Accueil

LE BRUIT DES BOTTES RÉSONNE

Térèz Léotin

Le  ton est donné ! Il n'y a pas place pour la contradiction. "Lè ou lé, la ou lé" ! (Où tu veux, quand tu veux). "Sé pa ansel manman ka fè yich méchan." (Il n'y a pas qu'une mère à enfanter des brigands), ainsi parla, non pas Zarathoustra qui introduisit dans la société perse des prescriptions morales rigoureuses, non, cherchez l'intrus, en suivant sa méthode :

Les divergences tu réprimeras.

Les opposants tu humilieras.

De partisans dévoués farouchement à ta cause tu t'entoureras

L'adversaire tu terroriseras

Aux citoyens tu mentiras

Et vers ta dictature ainsi tu avanceras.

Tu  avanceras en te dirigeant vers le totalitarisme de Pinochet,... vers le  macoutisme de Duvalier. En avant "mach"

"Lè ou lé, la ou lé"

"Lè ou lé, la ou lé"

On avance.

Nous sommes où là ? En Martinique.  Celle qui avance bizarrement sur une route répugnante.

Celle qui avance en méprisant les autres, et  voici l'homme qui se montre en tête de cette marche.

Au pays de Fanon, on traite Bilé, d'origine africaine, de Goebbels, parce qu'il se fait réticent, parce qu'il ne fait pas allégeance, parce qu'il informe honnêtement, parce qu'il dit la vérité. On traite aussi certains élus "de chiens qui se seraient vêtus en homme." On pratique le harcèlement. On traite telle honnête femme de vermine à karchériser parce qu’elle veut assainir son institution. On soutient les malhonnêtes de tous bords.Par des pratiques  très proches de l'arnaque, on veut transbahuter les deniers de l'État sur les planches d'une vedette, pas pour celles du showbiz, mais celles d'un business douteux. Ailleurs on crée des soutiens fictifs.

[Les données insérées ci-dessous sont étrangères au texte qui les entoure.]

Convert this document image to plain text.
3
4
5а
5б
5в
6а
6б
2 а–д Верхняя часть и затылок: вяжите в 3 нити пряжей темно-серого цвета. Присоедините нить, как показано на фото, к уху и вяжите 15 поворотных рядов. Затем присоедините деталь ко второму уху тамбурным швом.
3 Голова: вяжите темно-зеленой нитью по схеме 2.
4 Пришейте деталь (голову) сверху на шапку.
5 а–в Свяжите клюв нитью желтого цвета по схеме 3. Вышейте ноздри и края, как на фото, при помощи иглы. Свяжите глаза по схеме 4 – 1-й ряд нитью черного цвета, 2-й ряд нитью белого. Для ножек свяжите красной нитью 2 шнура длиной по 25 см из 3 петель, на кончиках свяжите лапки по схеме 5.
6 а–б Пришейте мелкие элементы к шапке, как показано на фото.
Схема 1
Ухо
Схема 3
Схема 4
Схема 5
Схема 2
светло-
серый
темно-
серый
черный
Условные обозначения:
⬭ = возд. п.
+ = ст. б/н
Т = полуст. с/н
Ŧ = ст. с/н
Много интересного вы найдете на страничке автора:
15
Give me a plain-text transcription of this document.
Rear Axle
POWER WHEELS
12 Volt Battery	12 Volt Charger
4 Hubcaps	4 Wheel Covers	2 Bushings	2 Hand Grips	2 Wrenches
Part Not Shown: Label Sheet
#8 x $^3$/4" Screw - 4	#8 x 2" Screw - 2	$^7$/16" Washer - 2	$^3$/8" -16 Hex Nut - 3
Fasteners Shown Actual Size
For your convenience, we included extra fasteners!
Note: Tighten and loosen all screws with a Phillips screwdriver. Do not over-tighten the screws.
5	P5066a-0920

Voilà le bilan non exhaustif.

Peut-on rester muet ? Rester muet c'est approuver. Il faut le savoir.

Le grand Césaire que d’aucuns veulent transformer coûte que coûte en marionnette, n'a été ni un dévoyé, ni une fripouille, ni un gangster. S'il fut hors-la-loi, dans le temps où il était renié par tous ceux qui l'idolâtrent aujourd'hui, ce fut pour la bonne cause, celle où il fut la bouche de ceux qui n'avaient pas de voix, lorsqu'il défendait la lutte des opprimés, combattait le racisme, désapprouvait la négrophobie, reconnaissait la négritude, soutenait Mandéla, admirait le mahatma Gandhi, applaudissait la lutte de Martin Luther King jr, et saluait fièrement l'humaniste et anticolonialiste Jean-Paul Sartre.

Nous ne le voyons pas, lui le leader Césaire, l'homme fondamental, brandir le doigt d'honneur dans l'hémicycle, en guise de drapeau. Nous savons qu'il ne traiterait personne de "chiens habillés en homme" comme le fit la Dame, qu'il aurait semble-t-il fait sauter sur ses genoux, jadis, lorsqu'elle était enfant. Nous ne pensons pas du tout qu'il traiterait son prochain de "vermine" et encore moins une Présidente d'Université. Nous ne l'entendons pas apostropher un opposant à sa cause en lui lançant : "Lè ou lé, la ou lé" ! Il savait prendre de la hauteur. Lui. Vraiment.

Le régime de la terreur est en marche, ô peuple entends le bruit des bottes des macoutes, nervis et alliés. Il résonne. Entends-le. Entends-le, donc. Il est encore temps.... Il est encore temps.